随分と時間が経ってしまったのですが、バミ祭りのご報告が途中でストップしていたので、なんとか年内に(と言うより大晦日に・・・)”其の四”です。

これまでコンサートの前半をご報告してきましたが、ここでは休憩後の後半をお伝えします。

休憩中は前半のマリンバ・トリオで使ったC~C5オクターブのマリンバを、お客様の前で「解体ショー」と称して分解、搬出しました。

これはショーをやりたかった訳ではなく、後半のセッティングでどうしてもスペースが足りなくて苦肉の策だったのですが、出演者とスタッフ そして有難き打楽器奏者のお客様の手もお借りして大きな楽器が目の前で消えていく様子を初めて目の当たりにしたお客様からは、大変面白かったとの感想をいただきました。

後半の最初の曲は1993年のリサイタルで委嘱初演した、中川俊郎 作曲「(増幅された……)鉄琴のための音楽」。

約20年前、初めてのリサイタルということで大学で先輩だった中川さんにお願いした曲の楽譜をいただいて、「グロッケンと電磁治療器を使用・・・??衣装は緑のウェットスーツ??サングラスも・・・???ライティングも指定あり、即興的要素もたくさん!!」、とビックリしたのでした。

結局あの時は緑の服は着なかったのですが、サングラスをしたのだったか自分でもすっかり忘れていて、今回なるべく衣装も曲に忠実にいこうと思っていました。

でも時間はどんどん本番に近付き、ウェットスーツを手にするのはなかなか難しくて、とにかく緑の上下の服を探そうとネットで調べまくり、たまたま行ったユニクロで今まで見なかった緑色の服が見つかり早速購入しました。

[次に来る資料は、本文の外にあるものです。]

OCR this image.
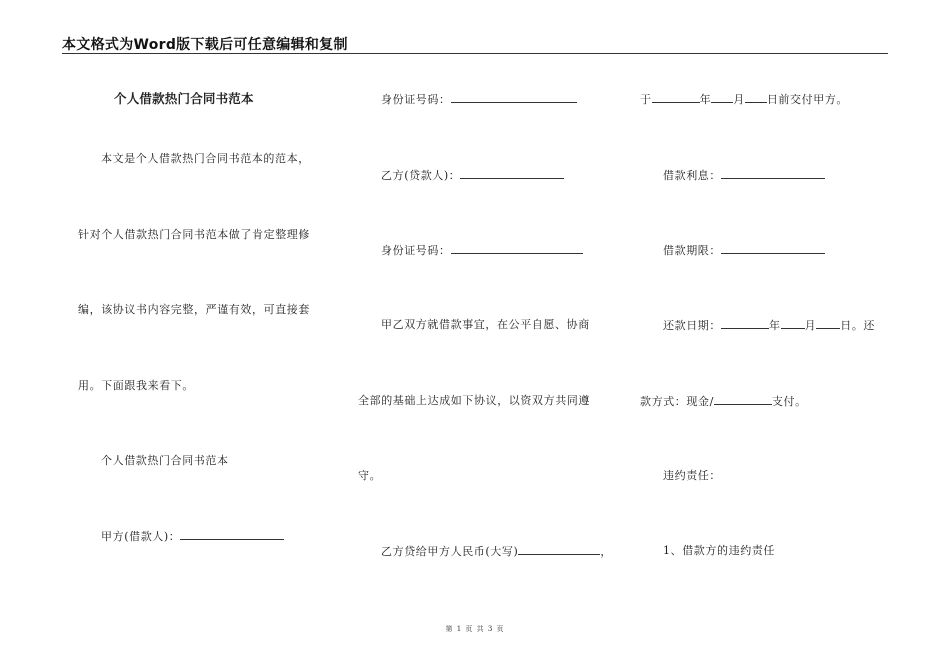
本文格式为Word版下载后可任意编辑和复制
个人借款热门合同书范本
本文是个人借款热门合同书范本的范本，
针对个人借款热门合同书范本做了肯定整理修
编，该协议书内容完整，严谨有效，可直接套
用。下面跟我来看下。
个人借款热门合同书范本
甲方(借款人)：
身份证号码：
乙方(贷款人)：
身份证号码：
甲乙双方就借款事宜，在公平自愿、协商
全部的基础上达成如下协议，以资双方共同遵
守。
乙方贷给甲方人民币(大写)	，
于	年 月 日前交付甲方。
借款利息：
借款期限：
还款日期：	年 月 日。还
款方式：现金/	支付。
违约责任：
1、借款方的违约责任
第 1 页 共 3 页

本番ではライトも暗かったために動画を撮ったものの私の姿は見えず、光の点が二つあるだけ。(実際にはもっと見えたらしいのですが・・・)

で、リハーサルのときの写真がこれ。

初演の時はしっかりと音が明確に書かれている1~2ページは唯一普通にマレット4本で演奏するのですが(ここが不思議な美しさを感じる部分なのです!)、それ以外の即興要素の濃い部分(でも書かれている)はどこをとっても「これでいいのだろうか?」、と自分で確信が持てなかったのを覚えています。

鉄パイプを電磁治療器の上に置いてノイズを鳴らしたり、グロッケンを金属で擦ったり、グロッケンの上に釘のような小さな金属を落としたり・・・、これらの経験がその後の即興演奏でグロッケンを使用する原点となったことは確実です。

そして20年経った今、書かれている即興的要素の意味が理解できることに驚きました。

外国語を耳にしてチンプンカンプンまったく意味がわからなかったのに、学んだという意識も無く、子供が外国で暮らしていたら喋れてしまうように、気が付いたら言葉の意味がわかるようになっていた・・・、そんな感じでした。

そしてわかってみると、この曲がどれだけ面白い要素を沢山秘めていたか、今になって本当にわかったようです。

演奏にも当然のように反映されていたと思います。

初演のときのお客様の反応で一番印象に残っているのは、今は亡き叔母の言葉で、電磁治療器の上に載せた鉄パイプが振動で床に大きな音をたてて落ちたのを気にして「智子ちゃん、本当にかわいそうでハラハラしちゃったわよ。」というものでした。

おそらく今回は「なんじゃ、これは?」と思いながら聴いてくださった方は沢山いらっしゃると思いますが、ハラハラはしなかったのではないかと思います。

私の即興のルーツにもなったこのユニークな作品を作曲し、今回再演するにあたり加筆し、リハーサルにも快く立ち会ってくださった中川さんに心から感謝です!!

そしてライティングやセッティング、曲の指定になるべく合うように当日力を貸してくださった門天ホールの黒崎さん、アンサンブルマレットの那須さん小田さんに感謝します。

この曲は、またこれからも時々演奏して、私の中で熟成させたいと思っています。

いつかまた聴いていただけたら嬉しいです。